Mayur Rathi

⭐ 34.1k GitHub stars

Agent-Safety

Agent-Safety is an code AI skill with a core value of Guidelines for building safe, governed AI agent systems. It helps developers solve real-world problems in the code domain, boosting efficiency, automating repetitive tasks, and optimizing workflows.

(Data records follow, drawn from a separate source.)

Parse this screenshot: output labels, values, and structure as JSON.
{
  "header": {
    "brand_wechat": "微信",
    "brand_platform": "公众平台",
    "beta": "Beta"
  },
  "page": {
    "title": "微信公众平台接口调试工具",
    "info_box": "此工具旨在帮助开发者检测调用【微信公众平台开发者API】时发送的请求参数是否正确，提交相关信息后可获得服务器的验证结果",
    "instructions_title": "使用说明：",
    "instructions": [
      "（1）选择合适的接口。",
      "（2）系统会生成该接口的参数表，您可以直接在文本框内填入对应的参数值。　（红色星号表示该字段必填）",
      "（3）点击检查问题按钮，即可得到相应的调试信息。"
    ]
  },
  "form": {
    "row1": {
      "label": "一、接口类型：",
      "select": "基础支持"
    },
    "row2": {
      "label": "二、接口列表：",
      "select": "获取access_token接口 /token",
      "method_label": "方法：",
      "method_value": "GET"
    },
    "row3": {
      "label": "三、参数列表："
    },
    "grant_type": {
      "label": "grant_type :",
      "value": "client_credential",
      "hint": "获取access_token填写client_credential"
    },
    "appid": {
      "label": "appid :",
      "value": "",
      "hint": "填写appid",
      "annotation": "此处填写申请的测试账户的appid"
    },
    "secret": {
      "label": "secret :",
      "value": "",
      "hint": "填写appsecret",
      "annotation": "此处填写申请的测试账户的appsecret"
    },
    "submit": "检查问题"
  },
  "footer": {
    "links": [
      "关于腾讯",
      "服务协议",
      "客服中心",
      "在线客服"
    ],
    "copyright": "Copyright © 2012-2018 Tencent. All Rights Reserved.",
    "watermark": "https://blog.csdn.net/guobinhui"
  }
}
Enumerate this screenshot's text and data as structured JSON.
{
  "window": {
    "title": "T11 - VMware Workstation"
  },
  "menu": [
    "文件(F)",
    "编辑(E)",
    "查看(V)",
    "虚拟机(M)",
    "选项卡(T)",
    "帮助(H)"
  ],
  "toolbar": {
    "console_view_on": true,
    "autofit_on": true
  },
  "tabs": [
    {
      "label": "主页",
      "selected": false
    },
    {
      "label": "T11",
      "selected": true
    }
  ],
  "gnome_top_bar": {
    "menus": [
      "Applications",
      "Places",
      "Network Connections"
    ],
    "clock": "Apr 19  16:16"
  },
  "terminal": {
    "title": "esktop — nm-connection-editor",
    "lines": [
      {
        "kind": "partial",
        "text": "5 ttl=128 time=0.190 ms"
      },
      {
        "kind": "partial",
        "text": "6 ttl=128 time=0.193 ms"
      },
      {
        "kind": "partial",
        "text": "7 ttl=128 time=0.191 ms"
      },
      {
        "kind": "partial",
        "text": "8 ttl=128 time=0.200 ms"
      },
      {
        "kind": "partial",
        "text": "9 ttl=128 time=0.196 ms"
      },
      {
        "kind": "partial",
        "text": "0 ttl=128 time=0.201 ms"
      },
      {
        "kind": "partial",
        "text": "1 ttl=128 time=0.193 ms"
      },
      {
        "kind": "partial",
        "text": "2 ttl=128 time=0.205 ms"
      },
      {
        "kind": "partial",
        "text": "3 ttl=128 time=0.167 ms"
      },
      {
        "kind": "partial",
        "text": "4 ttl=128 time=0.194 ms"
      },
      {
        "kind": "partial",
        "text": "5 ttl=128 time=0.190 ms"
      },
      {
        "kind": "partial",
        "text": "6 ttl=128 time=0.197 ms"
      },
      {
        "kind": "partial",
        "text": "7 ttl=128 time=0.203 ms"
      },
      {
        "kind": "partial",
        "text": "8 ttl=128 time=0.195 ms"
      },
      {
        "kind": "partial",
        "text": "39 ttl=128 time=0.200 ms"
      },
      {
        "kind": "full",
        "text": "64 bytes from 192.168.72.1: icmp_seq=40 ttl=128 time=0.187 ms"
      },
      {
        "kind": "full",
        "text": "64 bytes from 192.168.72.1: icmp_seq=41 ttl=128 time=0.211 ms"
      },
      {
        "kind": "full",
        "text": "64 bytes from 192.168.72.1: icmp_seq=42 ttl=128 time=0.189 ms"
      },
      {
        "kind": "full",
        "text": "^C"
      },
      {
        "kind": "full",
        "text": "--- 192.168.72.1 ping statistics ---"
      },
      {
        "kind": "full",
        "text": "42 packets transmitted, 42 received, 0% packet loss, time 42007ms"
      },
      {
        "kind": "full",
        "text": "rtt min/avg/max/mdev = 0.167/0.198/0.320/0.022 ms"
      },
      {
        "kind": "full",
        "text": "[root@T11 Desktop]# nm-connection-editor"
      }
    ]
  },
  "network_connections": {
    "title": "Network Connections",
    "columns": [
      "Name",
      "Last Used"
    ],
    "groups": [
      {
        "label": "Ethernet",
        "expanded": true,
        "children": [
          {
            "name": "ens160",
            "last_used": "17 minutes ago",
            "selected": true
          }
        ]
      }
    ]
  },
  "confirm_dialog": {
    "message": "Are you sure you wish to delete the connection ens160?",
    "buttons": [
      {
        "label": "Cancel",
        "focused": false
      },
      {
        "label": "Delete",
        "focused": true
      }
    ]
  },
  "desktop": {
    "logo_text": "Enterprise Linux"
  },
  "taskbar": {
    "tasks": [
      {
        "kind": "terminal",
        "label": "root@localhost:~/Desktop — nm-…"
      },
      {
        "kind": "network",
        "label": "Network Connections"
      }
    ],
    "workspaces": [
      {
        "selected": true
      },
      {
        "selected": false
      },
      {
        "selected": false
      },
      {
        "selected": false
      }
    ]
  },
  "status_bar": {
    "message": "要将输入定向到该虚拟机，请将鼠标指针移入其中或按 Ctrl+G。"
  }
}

Guidelines for building safe, governed AI agent systems. Apply when writing code that uses agent frameworks, tool-calling LLMs, or multi-agent orchestration to ensure proper safety boundaries, policy

Last verified on: 2026-07-14

Quick Facts

Category code

Works With Claude, GitHub Copilot

Source github/awesome-copilot

Stars ⭐ 34.1k

Last Verified 2026-07-14

Risk Level Low

mkdir -p ./skills/agent-safety && curl -sfL https://raw.githubusercontent.com/github/awesome-copilot/main/skills/agent-safety/SKILL.md -o ./skills/agent-safety/SKILL.md

Run in terminal / PowerShell. Requires curl (Unix) or PowerShell 5+ (Windows).

Skill Content

# Agent Safety & Governance

Core Principles

- **Fail closed**: If a governance check errors or is ambiguous, deny the action rather than allowing it

- **Policy as configuration**: Define governance rules in YAML/JSON files, not hardcoded in application logic

- **Least privilege**: Agents should have the minimum tool access needed for their task

- **Append-only audit**: Never modify or delete audit trail entries — immutability enables compliance

Tool Access Controls

- Always define an explicit allowlist of tools an agent can use — never give unrestricted tool access

- Separate tool registration from tool authorization — the framework knows what tools exist, the policy controls which are allowed

- Use blocklists for known-dangerous operations (shell execution, file deletion, database DDL)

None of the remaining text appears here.